Hamilton Herald Masthead

Editorial


Front Page - Friday, September 12, 2025

Rogers column: Let’s just declare martial law and get it over with




Gov. Bill Lee has declared that “nothing is off the table” when it comes to efforts to reduce crime in Tennessee. “Everything is a possibility.” So, what the heck, why not pull out the big gun, so to speak: martial law, which is military rule over civilian population with the suspension of normal civilian laws.

Not everywhere, of course. Just where it’s needed. And we all know where that is, right? Wink, wink.

“Blue cities like Memphis need all the help they can get to combat violent crime,” Sen. Marsha Blackburn says, “and I’m grateful for President Trump’s tremendous work to hold leftist officials accountable for putting their own citizens at risk by pushing soft-on-crime agendas.”

Ain’t it curious how amenable Republican politicians can be to government intrusion into everyday life when the people being intruded upon tend not to vote Republican?

And then Rep. Andy Ogles one-upped Blackburn by suggesting that the capital city be added to the list needing military oversight, just as the president has claimed the nation’s capital as his personal jurisdiction and installed patrols there.

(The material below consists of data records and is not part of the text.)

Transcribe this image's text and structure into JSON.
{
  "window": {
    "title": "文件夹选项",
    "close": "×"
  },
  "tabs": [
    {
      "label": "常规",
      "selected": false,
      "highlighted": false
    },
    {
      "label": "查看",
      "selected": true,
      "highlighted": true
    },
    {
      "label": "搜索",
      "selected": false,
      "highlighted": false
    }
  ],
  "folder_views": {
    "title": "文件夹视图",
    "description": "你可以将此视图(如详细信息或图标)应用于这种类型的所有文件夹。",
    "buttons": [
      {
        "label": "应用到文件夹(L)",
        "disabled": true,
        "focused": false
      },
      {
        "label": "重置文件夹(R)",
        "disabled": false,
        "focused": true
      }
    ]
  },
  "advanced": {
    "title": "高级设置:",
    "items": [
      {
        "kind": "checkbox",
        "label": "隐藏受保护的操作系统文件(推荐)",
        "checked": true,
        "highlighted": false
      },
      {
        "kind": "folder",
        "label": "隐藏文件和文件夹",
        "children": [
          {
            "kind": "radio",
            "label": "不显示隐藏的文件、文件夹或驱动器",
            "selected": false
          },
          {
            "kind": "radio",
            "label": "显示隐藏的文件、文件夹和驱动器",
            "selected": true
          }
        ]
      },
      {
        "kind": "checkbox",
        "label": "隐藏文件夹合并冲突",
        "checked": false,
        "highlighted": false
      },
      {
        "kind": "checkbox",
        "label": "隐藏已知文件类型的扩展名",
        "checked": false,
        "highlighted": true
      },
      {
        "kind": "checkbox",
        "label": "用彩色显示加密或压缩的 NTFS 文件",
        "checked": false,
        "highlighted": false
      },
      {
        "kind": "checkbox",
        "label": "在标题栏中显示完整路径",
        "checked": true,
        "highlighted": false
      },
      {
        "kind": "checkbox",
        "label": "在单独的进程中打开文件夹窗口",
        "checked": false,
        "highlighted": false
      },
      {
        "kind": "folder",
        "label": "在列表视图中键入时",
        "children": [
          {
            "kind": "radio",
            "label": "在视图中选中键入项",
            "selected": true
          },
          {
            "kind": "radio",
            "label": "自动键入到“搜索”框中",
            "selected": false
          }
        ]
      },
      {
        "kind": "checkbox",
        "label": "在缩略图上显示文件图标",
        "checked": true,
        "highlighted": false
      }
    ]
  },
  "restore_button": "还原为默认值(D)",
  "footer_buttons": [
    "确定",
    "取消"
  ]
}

“We don’t just need the National Guard in Memphis, send them to Nashville,” Ogles posted on X. He also saw Blackburn’s “leftist” description and raised the ante by suggesting that Nashville’s mayor Freddie O’Connell is a full-fledged Commie and gang-sympathizer.

“Comrade O’Connell is using the city as an outpost for international gangs to set up shop in our neighborhoods,” he posted. “Punish criminals and the Mayors who work for them.”

In the Ogles universe, “Comrade O’Connell” counts as clever wordplay.

And I’m not just inventing this martial law possibility. State law gives the governor the authority to declare it “if in the governor’s judgment the maintenance of law and order will thereby be promoted.”

Isn’t that exactly what proponents of sending in the troops claim would be accomplished, the sacred Republican mantra of law and order? Martial law is just more of the same. Kicking it up a notch, as the chef Emeril Lagasse likes to say. Bam!

The powers are not unlimited, as the statute spells out. “Nothing in this section shall be construed to authorize a declaration of martial law, in the sense of the unrestricted power of military officers, or others, to dispose of the persons, liberties or property of the citizen,” it reads.

I stand ready for anyone to explain to me what that last part means. Dispose of the persons? Sounds ominous.

Whatever it means, the measures that are allowed are pretty extensive. They include setting and enforcing curfews; prohibiting and controlling pedestrian and vehicular traffic and the presence of people on public streets; regulating and closing places of amusement and assembly; prohibiting the sale and distribution of alcohol; and regulating and controlling the possession, storage, display, sale, transport and use of firearms.

That last one comes with an additional limit: “nothing in this subdivision … shall be construed as authorizing confiscation of lawfully possessed firearms and ammunition.”

Of course they won’t take away guns. Which leaves me wondering what might happen should a still-armed, don’t-tread-on-me, creator-empowered patriot take exception to a Guard member’s standing between him and his nightly six-pack of PBR. Tall boys.

Isn’t that their whole Second Amendment argument, that plentiful guns are necessary in case citizens need to protect themselves against an overreaching government?

Things could get real ugly real quick. But hey, the loss of liberty is the price of freedom, right? Or something like that.

A FOOTNOTE: Lest I leave you thinking that “Comrade O’Connell” took Ogles’s comments sitting down, you should know the mayor had this to say:

“This is a congressman who is himself under investigation, who seems to be showing off for the president so he can get a pardon. This is somebody who’s involved in a political race of his own but seems more invested in a city he neither has an office or lives in.”

In a battle of wits, it’s advantage, Freddie. Ogles is unarmed.